The Hugs prompt accepts expressions, but not Haskell definitions. These should be placed in text files containing Haskell modules, and these modules loaded into Hugs either by listing them on the command line, or by using the commands listed here. Hugs assumes that each Haskell module is in a separate file. You can load these files by name, or by specifying a module name.
Hugs maintains a notion of a current module, initially the empty module Hugs and normally indicated by the prompt. Expressions presented to Hugs are interpreted within the scope of the current module, i.e. they may refer to unexported names within the module.
:load [file-or-module...]
Clear all files except the empty module Hugs, the Haskell 98 Prelude and modules it uses, and then load the specified files or modules (if any). The last module loaded becomes the current module.
You may specify a literal filename. The named file may contain a Haskell module with any name, but you can't load two modules with the same name together. To include a literal space in a filename, either precede it with a backslash or wrap the whole filename double quotes. Double quoted filenames may also contain the escape sequences "\ ", "\"" and "\\". Other backslashes are interpreted literally.
When asked to load a module M,
Hugs looks for a file
dir/M.hs
or
dir/M.lhs,
where dir is a directory in its search path.
(The "/" is used on Unix systems;
Windows systems use "\".)
The search path may be changed using the
-P
option,
while the set of suffixes tried may be changed using the
-S
option
(see Section 3.1.2).
The file found should contain a Haskell module called
M.
In mapping compound module names like A.B.C to files, the dots are interpreted as slashes, leading to filenames dir/A/B/C.hs or dir/A/B/C.lhs.
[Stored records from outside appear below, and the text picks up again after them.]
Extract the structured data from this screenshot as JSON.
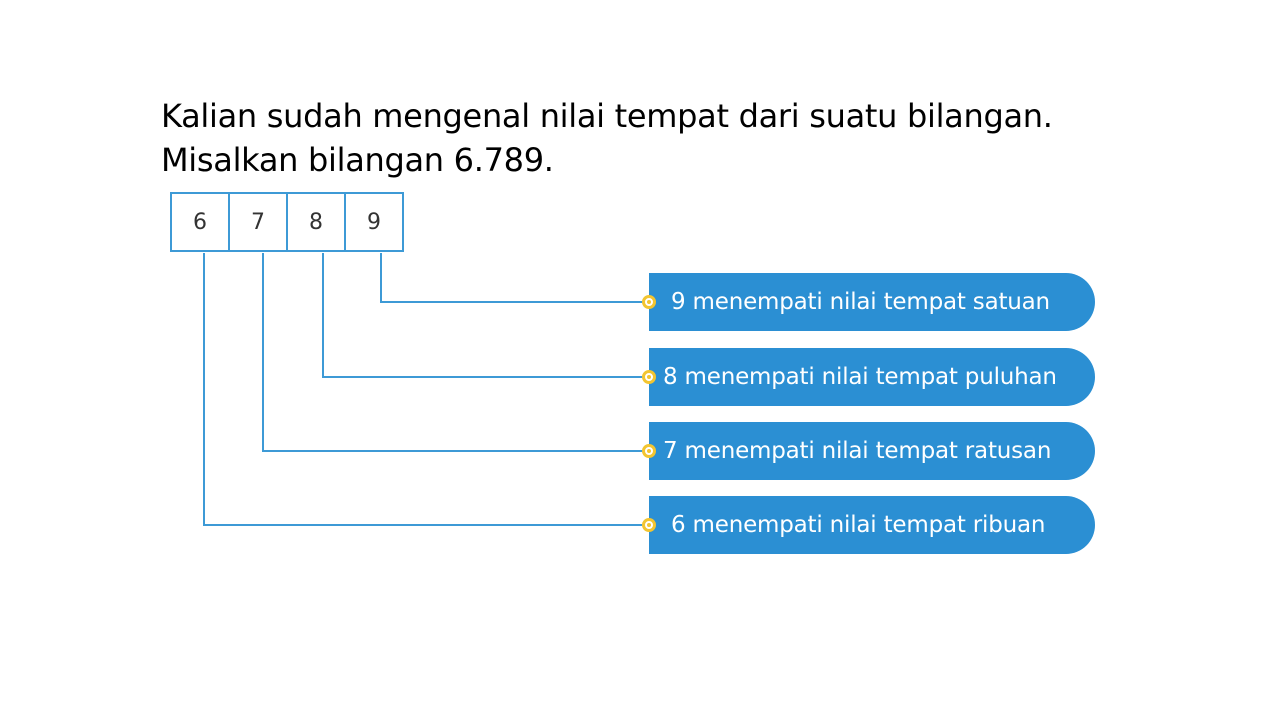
{
  "intro": {
    "line1": "Kalian sudah mengenal nilai tempat dari suatu bilangan.",
    "line2": "Misalkan bilangan 6.789."
  },
  "digits": [
    "6",
    "7",
    "8",
    "9"
  ],
  "place_labels": [
    "9 menempati nilai tempat satuan",
    "8 menempati nilai tempat puluhan",
    "7 menempati nilai tempat ratusan",
    "6 menempati nilai tempat ribuan"
  ],
  "colors": {
    "line": "#3d9ad6",
    "pill": "#2b8fd3",
    "dot": "#f2c531"
  }
}
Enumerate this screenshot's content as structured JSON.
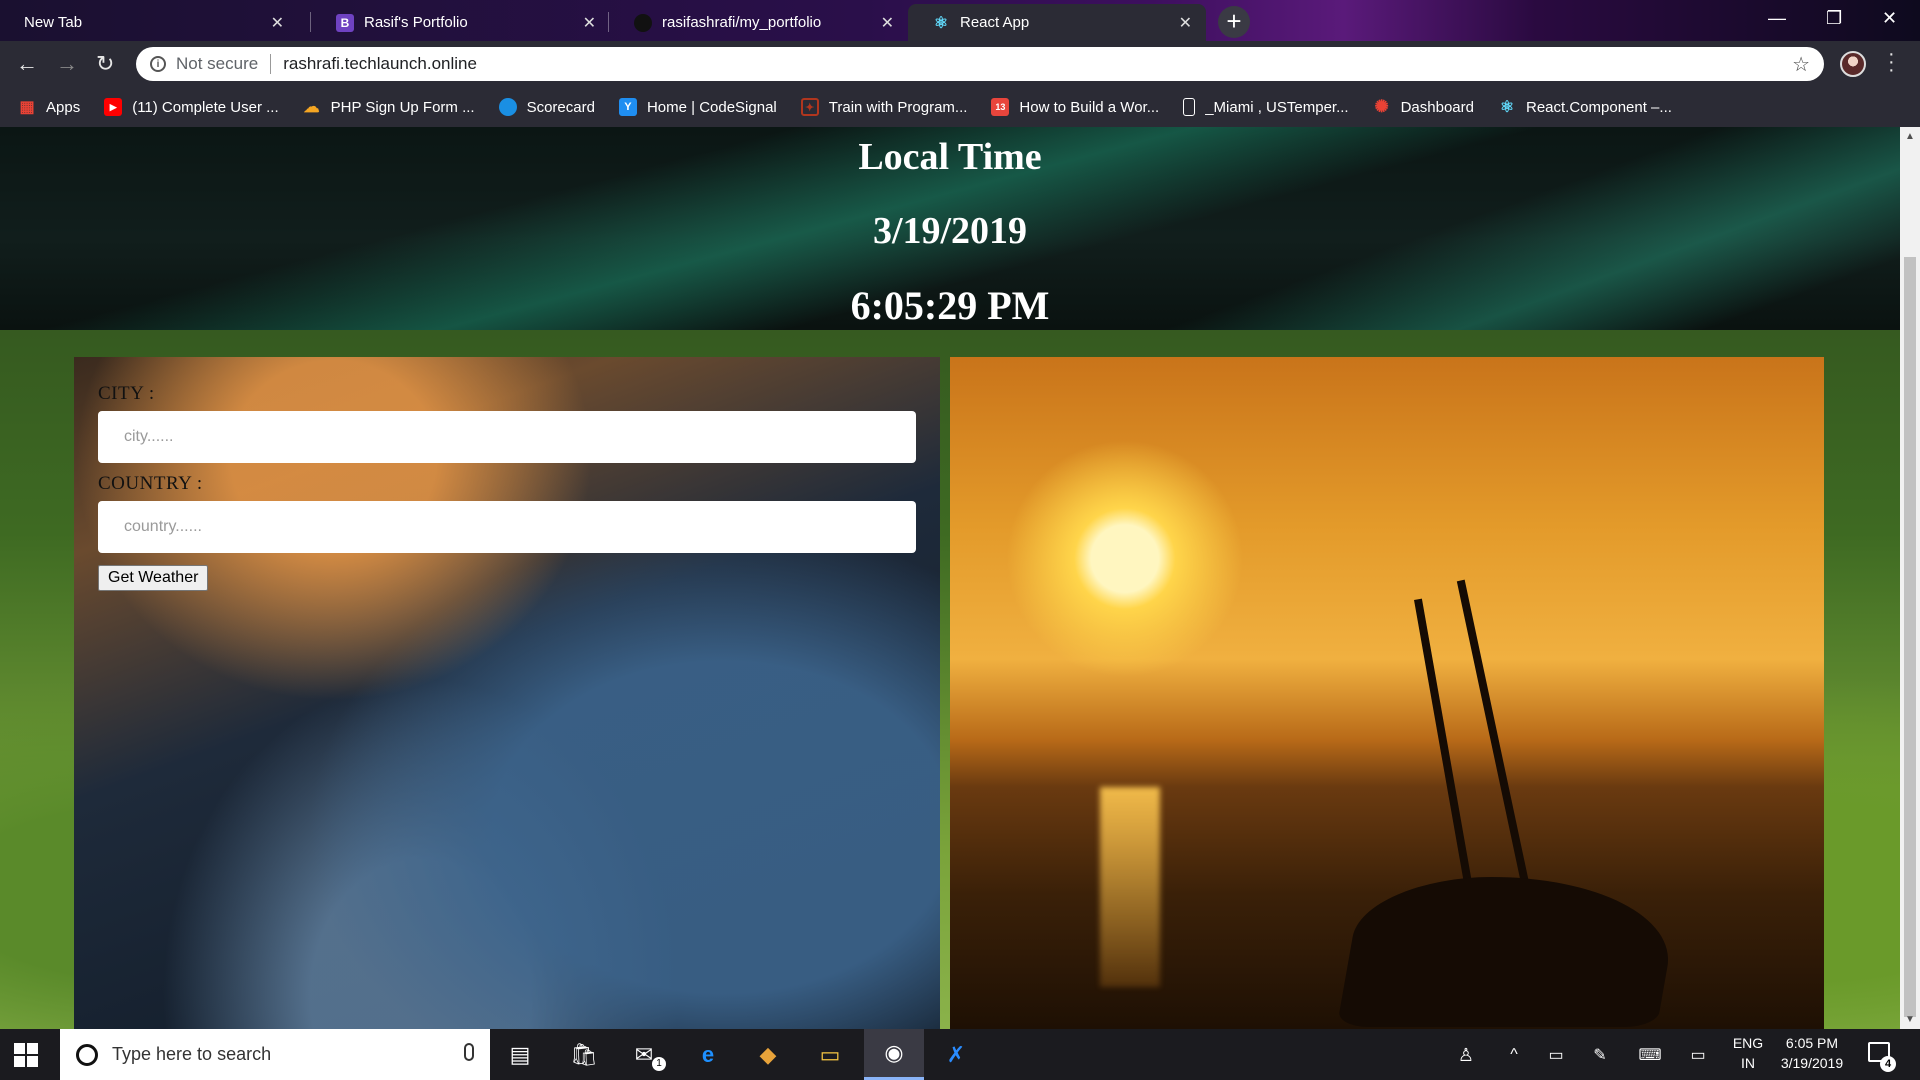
{
  "browser": {
    "tabs": [
      {
        "title": "New Tab",
        "favicon": "none",
        "active": false
      },
      {
        "title": "Rasif's Portfolio",
        "favicon": "bootstrap-icon",
        "favicon_text": "B",
        "active": false
      },
      {
        "title": "rasifashrafi/my_portfolio",
        "favicon": "github-icon",
        "active": false
      },
      {
        "title": "React App",
        "favicon": "react-icon",
        "active": true
      }
    ],
    "omnibox": {
      "security_label": "Not secure",
      "url": "rashrafi.techlaunch.online"
    },
    "bookmarks": [
      {
        "label": "Apps",
        "icon": "apps-grid-icon",
        "color": "#e94235"
      },
      {
        "label": "(11) Complete User ...",
        "icon": "youtube-icon",
        "color": "#ff0000"
      },
      {
        "label": "PHP Sign Up Form ...",
        "icon": "cloud-icon",
        "color": "#f5a623"
      },
      {
        "label": "Scorecard",
        "icon": "circle-icon",
        "color": "#1a8fe3"
      },
      {
        "label": "Home | CodeSignal",
        "icon": "codesignal-icon",
        "color": "#1f8ef1"
      },
      {
        "label": "Train with Program...",
        "icon": "codewars-icon",
        "color": "#b1361e"
      },
      {
        "label": "How to Build a Wor...",
        "icon": "calendar-icon",
        "color": "#e8453c"
      },
      {
        "label": "_Miami , USTemper...",
        "icon": "page-icon",
        "color": "#ffffff"
      },
      {
        "label": "Dashboard",
        "icon": "gear-red-icon",
        "color": "#e94235"
      },
      {
        "label": "React.Component –...",
        "icon": "react-icon",
        "color": "#61dafb"
      }
    ]
  },
  "page": {
    "header": {
      "title": "Local Time",
      "date": "3/19/2019",
      "time": "6:05:29 PM"
    },
    "form": {
      "city_label": "CITY :",
      "city_placeholder": "city......",
      "country_label": "COUNTRY :",
      "country_placeholder": "country......",
      "submit_label": "Get Weather"
    }
  },
  "taskbar": {
    "search_placeholder": "Type here to search",
    "mail_badge": "1",
    "language": "ENG",
    "region": "IN",
    "clock_time": "6:05 PM",
    "clock_date": "3/19/2019",
    "notification_count": "4"
  }
}
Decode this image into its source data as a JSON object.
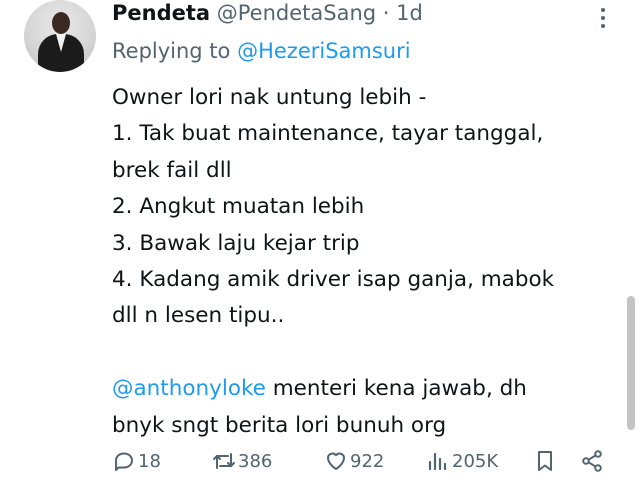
{
  "author": {
    "display_name": "Pendeta",
    "handle": "@PendetaSang",
    "separator": "·",
    "time": "1d"
  },
  "reply": {
    "prefix": "Replying to",
    "target": "@HezeriSamsuri"
  },
  "tweet": {
    "lines": [
      "Owner lori nak untung lebih -",
      "1. Tak buat maintenance, tayar tanggal,",
      "brek fail dll",
      "2.  Angkut muatan lebih",
      "3.  Bawak laju kejar trip",
      "4.  Kadang amik driver isap ganja, mabok",
      "dll n lesen tipu.."
    ],
    "mention": "@anthonyloke",
    "mention_rest": " menteri kena jawab, dh",
    "last_line": "bnyk sngt berita lori bunuh org"
  },
  "actions": {
    "replies": "18",
    "reposts": "386",
    "likes": "922",
    "views": "205K"
  },
  "icons": {
    "more": "more-vertical-icon",
    "reply": "reply-bubble-icon",
    "repost": "repost-icon",
    "like": "heart-icon",
    "views": "views-bar-chart-icon",
    "bookmark": "bookmark-icon",
    "share": "share-icon"
  },
  "colors": {
    "text": "#0f1419",
    "muted": "#536471",
    "link": "#1d9bf0"
  }
}
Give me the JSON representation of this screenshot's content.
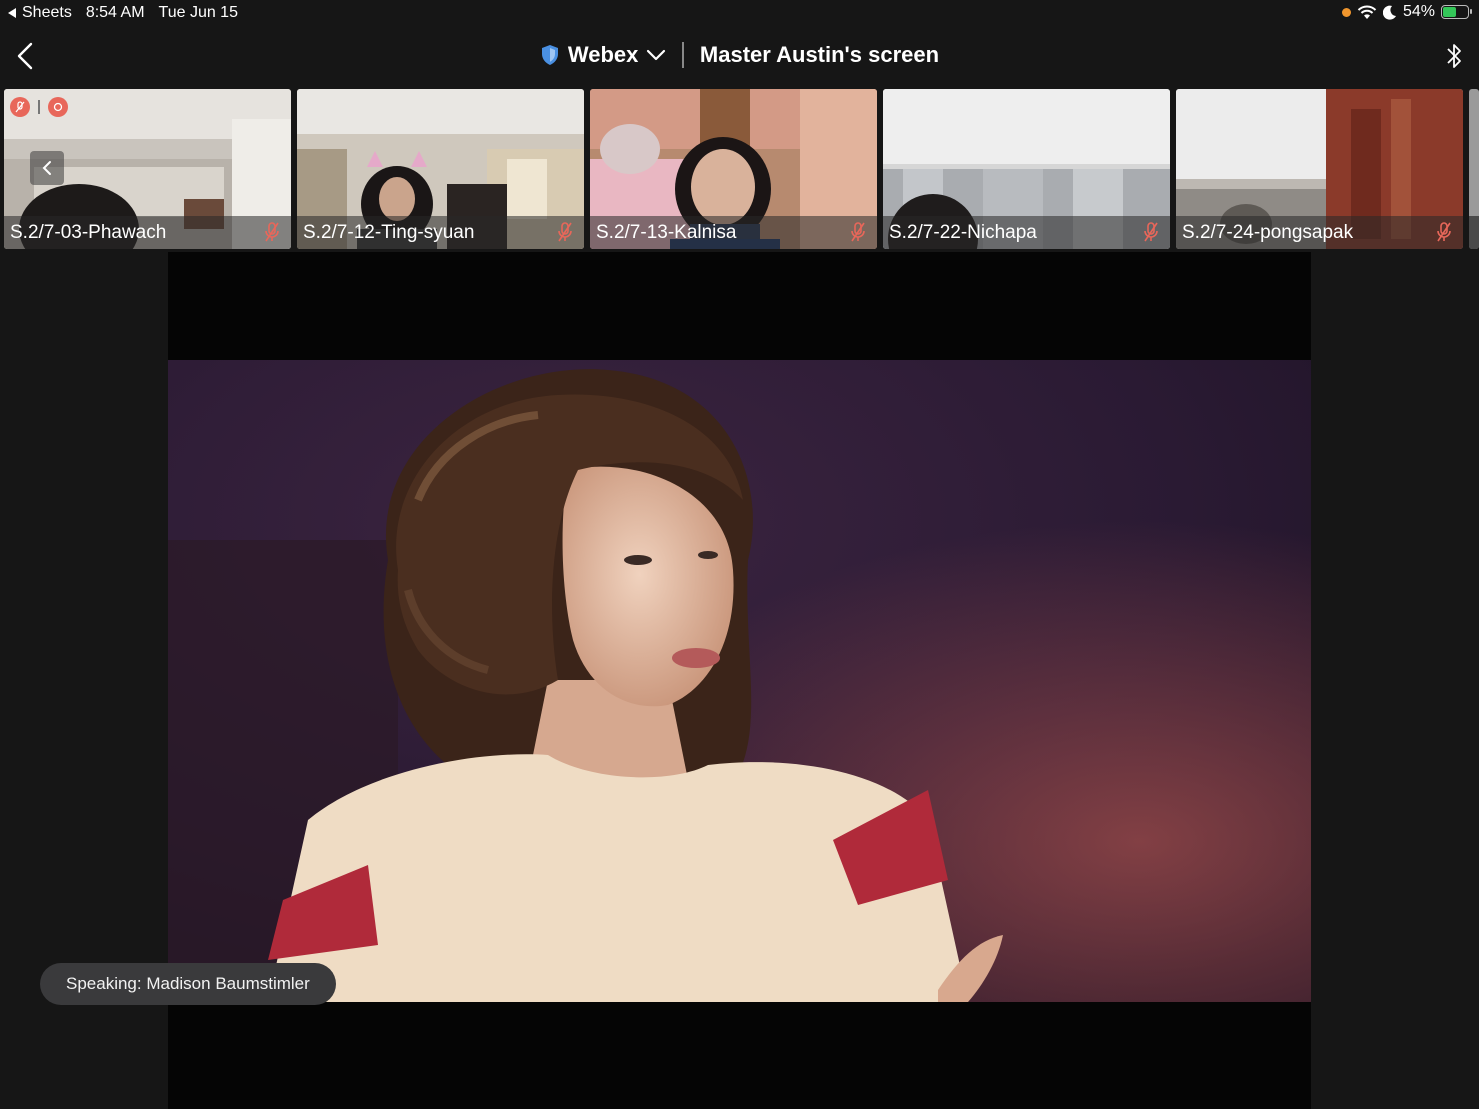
{
  "status_bar": {
    "back_app": "Sheets",
    "time": "8:54 AM",
    "date": "Tue Jun 15",
    "battery": "54%",
    "battery_level": 0.54,
    "icons": [
      "orange-dot",
      "wifi-icon",
      "moon-icon",
      "battery-icon"
    ]
  },
  "header": {
    "app_name": "Webex",
    "screen_title": "Master Austin's screen",
    "icons": [
      "back-chevron-icon",
      "shield-icon",
      "chevron-down-icon",
      "bluetooth-icon"
    ]
  },
  "participants": [
    {
      "name": "S.2/7-03-Phawach",
      "muted": true
    },
    {
      "name": "S.2/7-12-Ting-syuan",
      "muted": true
    },
    {
      "name": "S.2/7-13-Kalnisa",
      "muted": true
    },
    {
      "name": "S.2/7-22-Nichapa",
      "muted": true
    },
    {
      "name": "S.2/7-24-pongsapak",
      "muted": true
    }
  ],
  "speaking": {
    "text": "Speaking: Madison Baumstimler"
  },
  "colors": {
    "background": "#161616",
    "accent_orange": "#f0962d",
    "mute_red": "#e8675a",
    "battery_green": "#34c759"
  }
}
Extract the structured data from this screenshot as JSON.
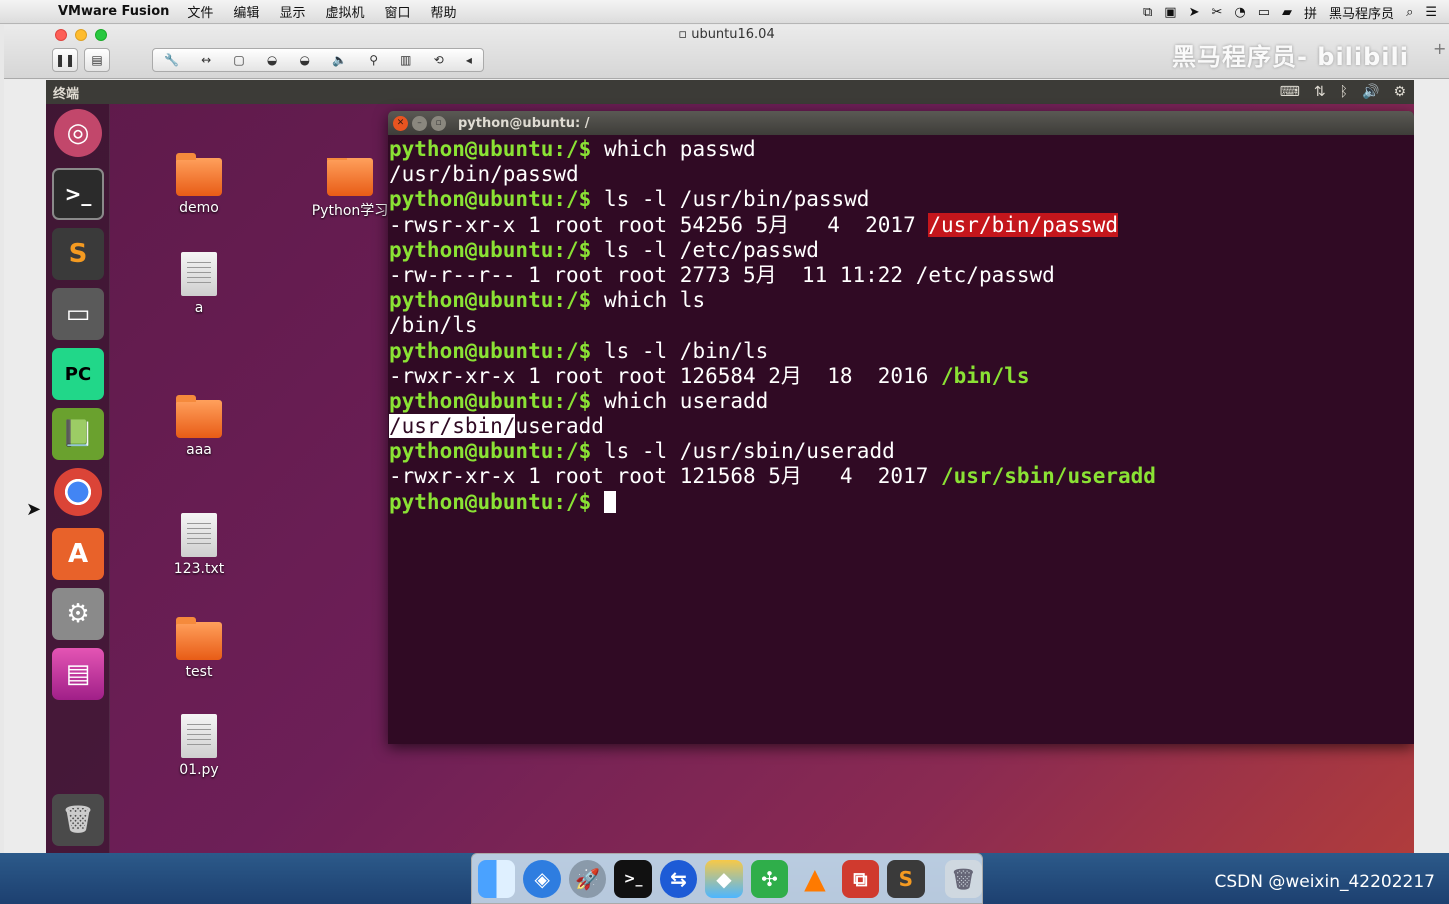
{
  "menubar": {
    "app_name": "VMware Fusion",
    "menus": [
      "文件",
      "编辑",
      "显示",
      "虚拟机",
      "窗口",
      "帮助"
    ],
    "right_label": "黑马程序员"
  },
  "window": {
    "title": "ubuntu16.04",
    "watermark": "黑马程序员- bilibili"
  },
  "guest": {
    "topbar_title": "终端"
  },
  "desktop": {
    "icons": [
      {
        "label": "demo",
        "kind": "folder"
      },
      {
        "label": "Python学习",
        "kind": "folder"
      },
      {
        "label": "a",
        "kind": "file"
      },
      {
        "label": "aaa",
        "kind": "folder"
      },
      {
        "label": "123.txt",
        "kind": "file"
      },
      {
        "label": "test",
        "kind": "folder"
      },
      {
        "label": "01.py",
        "kind": "file"
      }
    ]
  },
  "terminal": {
    "title": "python@ubuntu: /",
    "prompt": "python@ubuntu:/$ ",
    "lines": [
      {
        "type": "cmd",
        "text": "which passwd"
      },
      {
        "type": "out",
        "text": "/usr/bin/passwd"
      },
      {
        "type": "cmd",
        "text": "ls -l /usr/bin/passwd"
      },
      {
        "type": "ls",
        "pre": "-rwsr-xr-x 1 root root 54256 5月   4  2017 ",
        "hl": "/usr/bin/passwd",
        "style": "red"
      },
      {
        "type": "cmd",
        "text": "ls -l /etc/passwd"
      },
      {
        "type": "out",
        "text": "-rw-r--r-- 1 root root 2773 5月  11 11:22 /etc/passwd"
      },
      {
        "type": "cmd",
        "text": "which ls"
      },
      {
        "type": "out",
        "text": "/bin/ls"
      },
      {
        "type": "cmd",
        "text": "ls -l /bin/ls"
      },
      {
        "type": "ls",
        "pre": "-rwxr-xr-x 1 root root 126584 2月  18  2016 ",
        "hl": "/bin/ls",
        "style": "green"
      },
      {
        "type": "cmd",
        "text": "which useradd"
      },
      {
        "type": "sel",
        "sel": "/usr/sbin/",
        "rest": "useradd"
      },
      {
        "type": "cmd",
        "text": "ls -l /usr/sbin/useradd"
      },
      {
        "type": "ls",
        "pre": "-rwxr-xr-x 1 root root 121568 5月   4  2017 ",
        "hl": "/usr/sbin/useradd",
        "style": "green"
      },
      {
        "type": "cursor"
      }
    ]
  },
  "footer": {
    "csdn": "CSDN @weixin_42202217"
  }
}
Modules imported by Haskell modules are resolved to filenames in the same way, except that an extra directory is searched first when
the importing module was loaded by specifying a filename in that directory, or
the importing module was found relative to that directory.
This fits nicely with the scenario where you load a module
Hugs> :load /path/to/my/project/code.hs Main>where the directory /path/to/my/project contains other modules used directly or indirectly by the module Main in code.hs. For example, suppose Main imports A.B.C, which in turn imports D. These may be resolved to filenames /path/to/my/project/A/B/C.hs, and (assuming that is found), /path/to/my/project/D.hs. However imports from modules found on the search path do not use the extra directory.
:also [file-or-module...]
Read the specified additional files or modules. The last module loaded becomes the current module.
:reload
Clear all files except the empty module Hugs, the Haskell 98 Prelude and modules it uses, and then reload all the previously loaded modules.
:module module
Set the current module for evaluating expressions.
:edit [file]
The :edit command starts an editor program to modify
or view a Haskell module.
Hugs suspends until the editor terminates,
and then reloads the currently loaded modules.
The -E
option (see Section 3.1.3)
can be used to configure Hugs to your editor of choice.
If no filename is specified, Hugs edits the current module.
:find name
Edit the module containing the definition of name.